恐懼沿著脊椎骨直充天靈蓋,讓她呼吸不過來。
其他人,也好不了多少。
“諸位,我剛只是隨口一說。”炎涼端起茶杯,輕輕“喝”上一口:“就算你們拒絕合並,我們也不會對你們動手,因為這沒有意義。”
“麒麟工會的敵人,不是百川團,不是十二生肖,甚至都不是九嗣和蒼母教。”
“麒麟工會的敵人,從來都只有一個,那就是末日的沙漏。”
“當時間逼近到麒麟必須開門時。”炎涼淡淡一笑:“呵呵,麒麟可以為此犧牲包括自己在內的一切,屆時,你們還是得面臨選擇。”
“與其這樣,不如現在就選擇跟我們合作。大家一起為人類的生存而戰,加快打開終焉之門的腳步,開創人類全新的歷史。”
炎涼語調一冷:“或者,你們選擇跟九嗣一樣逆天而行,結局只能是毀滅,並將永遠被釘在人類文明的恥辱柱上。”
這一刻,包括李某人在內都被這番話“釘”在了座位上。
“我的話說完了,請諸位好好考慮。”
炎涼站起,輕微駝背,雙手別在身後,慢步離開。
推開會議室的大門時,炎涼忽然想起什麼,停下,背對著大家:“對了,陳螢小姐,你去陽台上澆花,由每周一次變為每晚一次的事,我們早發現了。”
“九寒領悟【傳音】這個S級情報,昨晚柳輕盈也賣給了我們。”
霎時間,陳螢毛骨悚然,冷汗直流,心髒狂跳。即便炎涼背對著她,她還是努力繃緊了臉,不敢表現出驚慌。

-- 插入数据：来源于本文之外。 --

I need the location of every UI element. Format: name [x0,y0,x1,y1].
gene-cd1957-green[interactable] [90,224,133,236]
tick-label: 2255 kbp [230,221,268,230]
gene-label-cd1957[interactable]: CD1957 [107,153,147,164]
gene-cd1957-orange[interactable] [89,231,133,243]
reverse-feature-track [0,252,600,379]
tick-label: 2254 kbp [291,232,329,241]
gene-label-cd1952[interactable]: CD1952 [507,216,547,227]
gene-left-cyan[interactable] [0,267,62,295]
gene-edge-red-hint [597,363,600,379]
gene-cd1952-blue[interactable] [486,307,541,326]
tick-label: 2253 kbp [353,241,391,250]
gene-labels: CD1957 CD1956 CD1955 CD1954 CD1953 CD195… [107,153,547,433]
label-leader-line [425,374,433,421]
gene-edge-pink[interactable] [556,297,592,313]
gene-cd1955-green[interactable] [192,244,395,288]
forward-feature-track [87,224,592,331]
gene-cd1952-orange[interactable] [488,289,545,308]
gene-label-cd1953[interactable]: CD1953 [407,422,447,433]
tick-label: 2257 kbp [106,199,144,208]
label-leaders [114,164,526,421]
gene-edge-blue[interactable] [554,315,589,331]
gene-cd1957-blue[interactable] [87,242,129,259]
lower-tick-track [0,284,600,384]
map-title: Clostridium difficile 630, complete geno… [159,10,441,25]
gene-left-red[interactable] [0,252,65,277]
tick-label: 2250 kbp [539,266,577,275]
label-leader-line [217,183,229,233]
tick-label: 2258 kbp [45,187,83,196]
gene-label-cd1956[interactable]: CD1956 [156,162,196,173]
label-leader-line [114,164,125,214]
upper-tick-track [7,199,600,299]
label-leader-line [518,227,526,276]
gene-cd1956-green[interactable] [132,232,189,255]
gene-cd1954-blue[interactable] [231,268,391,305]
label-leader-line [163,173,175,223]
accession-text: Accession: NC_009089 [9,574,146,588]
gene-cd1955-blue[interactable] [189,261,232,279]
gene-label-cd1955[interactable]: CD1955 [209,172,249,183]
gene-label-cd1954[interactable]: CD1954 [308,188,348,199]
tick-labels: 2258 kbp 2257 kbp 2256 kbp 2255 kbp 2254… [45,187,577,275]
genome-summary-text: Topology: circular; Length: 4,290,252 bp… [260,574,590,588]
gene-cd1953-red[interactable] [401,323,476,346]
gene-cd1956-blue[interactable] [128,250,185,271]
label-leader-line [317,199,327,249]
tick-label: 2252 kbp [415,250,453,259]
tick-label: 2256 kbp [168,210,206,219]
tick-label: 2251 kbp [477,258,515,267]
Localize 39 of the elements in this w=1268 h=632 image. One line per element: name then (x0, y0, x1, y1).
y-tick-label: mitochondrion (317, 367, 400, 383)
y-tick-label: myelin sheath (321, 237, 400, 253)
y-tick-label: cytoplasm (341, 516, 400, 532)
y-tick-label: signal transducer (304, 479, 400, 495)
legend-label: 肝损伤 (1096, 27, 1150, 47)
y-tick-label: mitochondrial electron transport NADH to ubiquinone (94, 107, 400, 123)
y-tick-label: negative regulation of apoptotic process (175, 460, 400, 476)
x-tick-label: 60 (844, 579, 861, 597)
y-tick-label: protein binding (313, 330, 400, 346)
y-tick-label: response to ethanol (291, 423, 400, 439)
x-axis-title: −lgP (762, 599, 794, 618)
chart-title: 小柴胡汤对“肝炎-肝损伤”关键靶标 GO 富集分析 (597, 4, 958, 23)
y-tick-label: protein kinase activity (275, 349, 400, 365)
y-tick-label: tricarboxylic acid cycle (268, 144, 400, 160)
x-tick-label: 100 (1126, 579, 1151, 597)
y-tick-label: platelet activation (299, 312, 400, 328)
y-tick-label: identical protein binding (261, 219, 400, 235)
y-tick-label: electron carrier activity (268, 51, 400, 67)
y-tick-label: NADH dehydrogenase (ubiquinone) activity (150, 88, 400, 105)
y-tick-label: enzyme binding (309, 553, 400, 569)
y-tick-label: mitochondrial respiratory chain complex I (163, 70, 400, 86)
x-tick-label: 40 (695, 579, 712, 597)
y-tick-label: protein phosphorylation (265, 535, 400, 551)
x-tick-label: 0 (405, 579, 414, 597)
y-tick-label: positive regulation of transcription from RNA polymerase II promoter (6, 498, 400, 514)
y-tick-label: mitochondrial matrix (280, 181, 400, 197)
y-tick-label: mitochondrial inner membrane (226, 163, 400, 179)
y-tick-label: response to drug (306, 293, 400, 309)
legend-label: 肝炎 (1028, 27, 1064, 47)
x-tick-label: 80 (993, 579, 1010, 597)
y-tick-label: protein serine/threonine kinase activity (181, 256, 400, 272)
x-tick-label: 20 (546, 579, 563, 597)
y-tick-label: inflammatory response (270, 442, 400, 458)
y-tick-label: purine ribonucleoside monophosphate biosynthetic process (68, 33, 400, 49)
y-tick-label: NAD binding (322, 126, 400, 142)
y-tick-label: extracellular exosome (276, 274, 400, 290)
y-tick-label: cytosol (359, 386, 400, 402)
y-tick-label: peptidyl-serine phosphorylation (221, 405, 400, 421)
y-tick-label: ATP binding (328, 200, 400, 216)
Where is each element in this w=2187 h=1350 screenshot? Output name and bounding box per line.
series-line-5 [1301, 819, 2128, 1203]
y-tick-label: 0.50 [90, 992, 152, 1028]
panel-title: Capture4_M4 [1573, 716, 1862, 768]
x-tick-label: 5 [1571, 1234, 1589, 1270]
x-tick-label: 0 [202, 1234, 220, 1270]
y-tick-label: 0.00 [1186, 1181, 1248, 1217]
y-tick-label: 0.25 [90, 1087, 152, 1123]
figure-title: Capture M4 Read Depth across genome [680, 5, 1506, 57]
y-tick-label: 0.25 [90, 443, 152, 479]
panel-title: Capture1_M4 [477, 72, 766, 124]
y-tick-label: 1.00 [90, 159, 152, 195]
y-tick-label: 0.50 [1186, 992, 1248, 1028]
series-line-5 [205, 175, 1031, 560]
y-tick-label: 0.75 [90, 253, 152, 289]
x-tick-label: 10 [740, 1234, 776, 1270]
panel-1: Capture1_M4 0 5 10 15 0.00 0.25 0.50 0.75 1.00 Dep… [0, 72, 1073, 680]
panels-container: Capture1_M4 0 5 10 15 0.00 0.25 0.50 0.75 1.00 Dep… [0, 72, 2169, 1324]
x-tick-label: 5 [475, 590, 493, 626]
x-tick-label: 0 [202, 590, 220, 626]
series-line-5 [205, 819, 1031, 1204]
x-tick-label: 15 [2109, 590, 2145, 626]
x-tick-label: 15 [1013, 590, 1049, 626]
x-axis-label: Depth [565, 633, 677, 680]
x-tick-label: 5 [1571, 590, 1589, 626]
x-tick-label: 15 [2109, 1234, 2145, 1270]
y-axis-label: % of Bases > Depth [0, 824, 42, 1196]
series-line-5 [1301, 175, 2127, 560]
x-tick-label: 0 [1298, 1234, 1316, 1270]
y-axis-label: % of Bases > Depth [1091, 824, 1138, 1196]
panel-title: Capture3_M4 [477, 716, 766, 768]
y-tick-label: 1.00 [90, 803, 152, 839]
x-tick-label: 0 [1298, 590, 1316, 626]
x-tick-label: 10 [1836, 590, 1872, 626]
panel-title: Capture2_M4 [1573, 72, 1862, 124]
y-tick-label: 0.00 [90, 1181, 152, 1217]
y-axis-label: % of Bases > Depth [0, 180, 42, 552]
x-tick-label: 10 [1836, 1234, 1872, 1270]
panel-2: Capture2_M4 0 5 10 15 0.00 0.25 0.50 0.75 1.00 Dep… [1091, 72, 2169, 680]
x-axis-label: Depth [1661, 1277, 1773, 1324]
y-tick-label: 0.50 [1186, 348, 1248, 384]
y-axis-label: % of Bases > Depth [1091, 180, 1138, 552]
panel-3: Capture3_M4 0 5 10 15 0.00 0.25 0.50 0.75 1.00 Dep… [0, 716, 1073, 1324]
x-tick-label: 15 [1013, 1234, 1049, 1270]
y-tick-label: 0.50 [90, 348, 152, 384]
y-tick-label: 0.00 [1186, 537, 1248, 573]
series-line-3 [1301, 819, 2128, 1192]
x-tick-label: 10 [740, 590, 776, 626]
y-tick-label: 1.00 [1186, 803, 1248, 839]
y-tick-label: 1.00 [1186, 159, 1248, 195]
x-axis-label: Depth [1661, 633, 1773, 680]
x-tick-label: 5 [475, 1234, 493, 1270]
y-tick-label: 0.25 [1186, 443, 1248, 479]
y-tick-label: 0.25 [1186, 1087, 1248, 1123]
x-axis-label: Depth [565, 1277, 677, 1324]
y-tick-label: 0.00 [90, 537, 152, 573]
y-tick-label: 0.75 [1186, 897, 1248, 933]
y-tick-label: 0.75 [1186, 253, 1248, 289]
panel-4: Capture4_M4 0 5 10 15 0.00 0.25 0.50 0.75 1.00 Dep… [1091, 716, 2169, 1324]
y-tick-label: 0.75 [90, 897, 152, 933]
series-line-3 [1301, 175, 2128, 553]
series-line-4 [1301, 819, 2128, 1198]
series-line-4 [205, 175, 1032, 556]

炎涼仍背對著其他人,“九嗣是麒麟工會的敵人,但塵埃是大家的共同敵人,九嗣願意犧牲塵埃這顆棋子騙取你們的信任、拉攏你們,就結果而言,並不是壞事。”
“蒼母教的內奸全部清理,這有助於人類的團結。”
“所以,百川團這次的事我們不予追究,但,最好不要再有下次。”
“陳螢,有這事麼?”李夫人淡淡地問道,看不出任何情緒。
陳螢立刻佯裝激動地站起來,大聲辯解:“李夫人!我跟九嗣沒有任何聯系!這事子虛烏有!塵埃是我通過綠茶留下的线索查出來的,綠茶有讀心術,早就發現黃連不對勁,只是沒有確認!”
“這個炎涼,他是在顛倒黑白、挑撥離間,請您明斷!”
“呵呵。”炎涼笑聲沙啞:“看來是我過分聯想了,誤會一場,還請陳螢小姐不要放在心上。”
炎涼推開門:“改日我再來登門拜訪,期待百川團的答復。”
“咔——”
“砰!”
大門關上。
會議室中,安靜了很久。
鍾赫不確信地看向李某人:“李夫人,這老頭在虛張聲勢對不對?麒麟和青龍再強,也不可能那麼離譜……”
“麒麟我不知道,但青龍的破壞力……”
無色想起在雪國極光鎮的教堂地底下,青龍“認真一拳”的威力——他當時最多打出五成功力。
接著,無色又想起猩紅潮汐最後一晚,在植物園的向日葵花海中,朱雀為她開啟“三倍強化”的經歷。
而當時,青龍的【無限進化】和朱雀的【等價交換】都才6級。
假設青龍的天賦達到7級,加上他那作弊一般的成長機制,以及朱雀的三倍……甚至4倍強化,再讓青龍毫無保留地打出長時間蓄力的一拳……
無色悲觀地嘆氣,伸手揉揉太陽穴:“八九不離十。”
鍾赫整個人都泄了氣,他往椅背上一靠,感到深深的挫敗:排名前十二的天賦,跟其他天賦,根本不在一個量級。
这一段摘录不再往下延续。